Swimming with the fishes
This isn’t the first analysis of this sort, and the others have produced similar results. But the authors expand on this by looking at the ecology of the areas. These areas are affected by some of the larger marine heat waves on the record, and the authors take advantage of a large number of studies performed by other researchers (they determined that there are eight oceanic heat waves that have been studied in sufficient detail). They also focus their examination on three critical species: corals, sea grass, and kelp.
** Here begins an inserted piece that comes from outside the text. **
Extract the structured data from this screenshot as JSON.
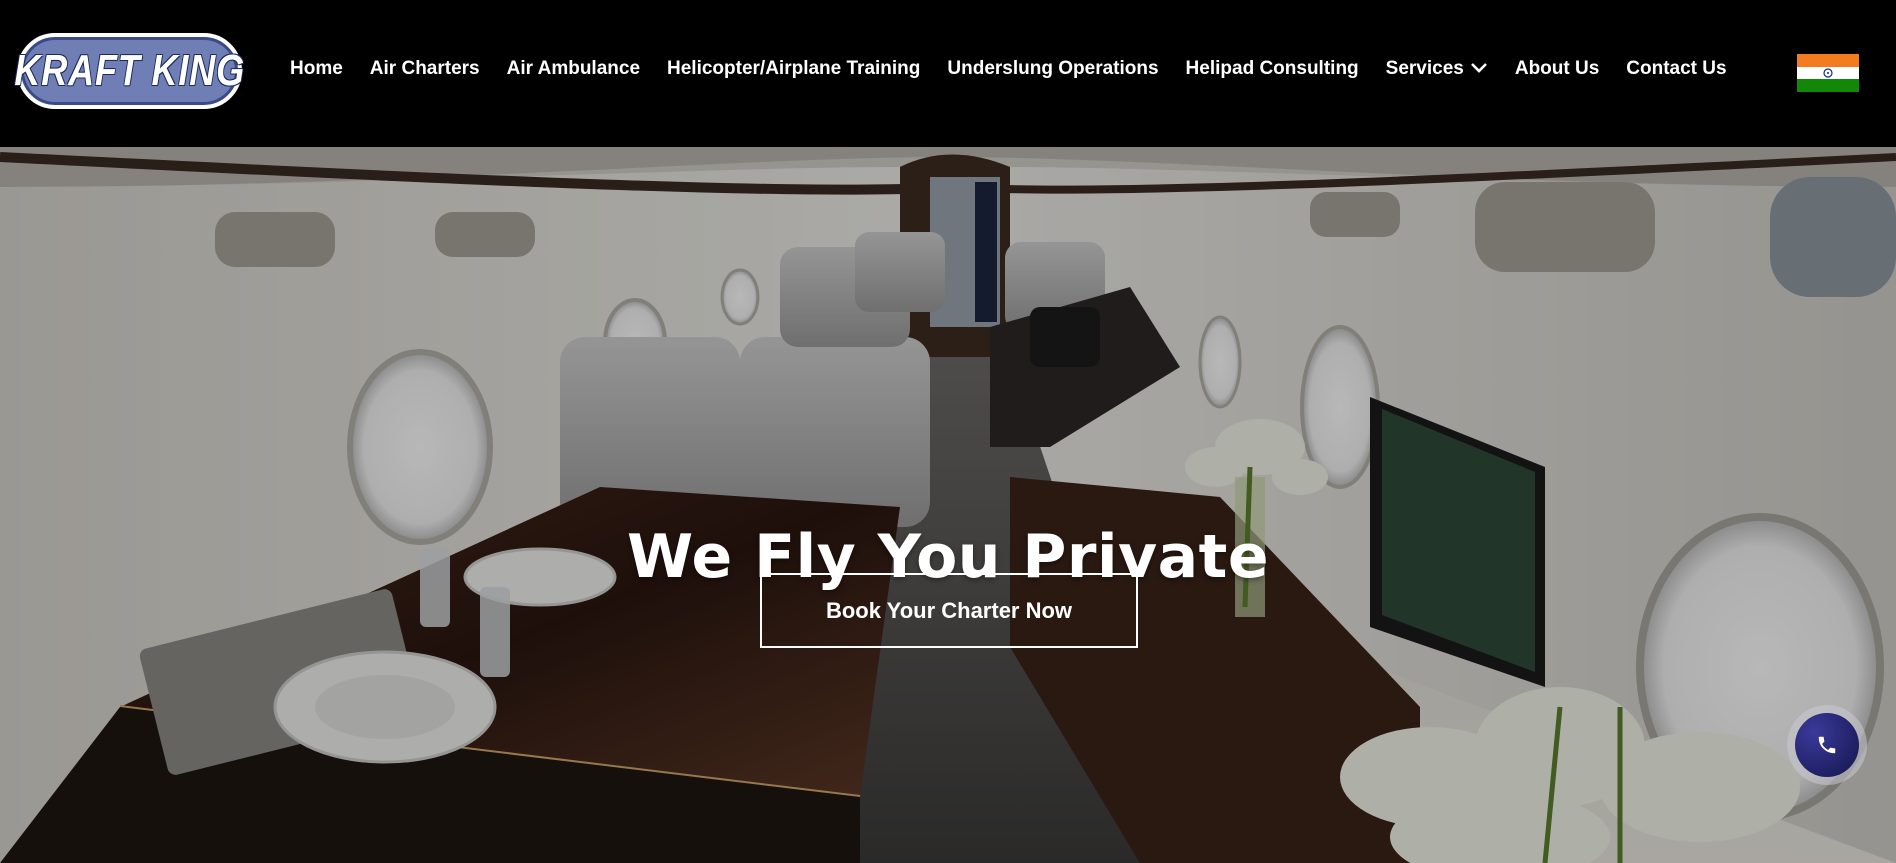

In general, ecosystems suffer under marine heat waves. The only things that clearly do OK are the ones that can move. Both fish and mobile invertebrates seem to manage the heat waves reasonably well; fish, in fact, saw an increase in diversity as tropic species began moving into unoccupied habitats. The authors suggest mobile species had two advantages: they can move to cooler waters if necessary, and their ability to change habitats has left them more tolerant to a broad range of temperatures. The exception to this is birds, which are among the most severely affected groups; they suffered because of changes in prey availability. Corals, which bleach at high temperature, also did poorly.
The researchers then looked specifically at species that were near the edge of their temperature tolerance—where the heat waves hit the part of their habitat that was closest to the equator. Data from a set of 300 species showed that these were especially sensitive to marine heat waves; the authors also cite data showing that these heat waves can shift the equatorial limits of species by as much as 100 kilometers.
Finally, all three key species they focused on were hit in different ways by the oceanic heat waves. Corals tended to bleach, leaving them vulnerable to death; seagrass grew at lower densities; and the total biomass of kelp declined. These species tend to provide both habitats and resources for many others, so these problems can cascade across the ecosystem.
While these heat waves are taking place against a backdrop of general ocean warming, the dramatic effects seen here seem to be driven by the heat waves, which drive sudden, radical changes. While some of those may be reversed over time—assuming another heat wave doesn’t come along—it’s not clear whether all of them will or on what time scales. That, the authors argue, means understanding average temperatures isn’t good enough here.
“The main focus of ecological research has been on trends in mean climate variables,” they write, “yet discrete extreme events are emerging as pivotal in shaping ecosystems, by driving sudden and dramatic shifts in ecological structure and functioning.”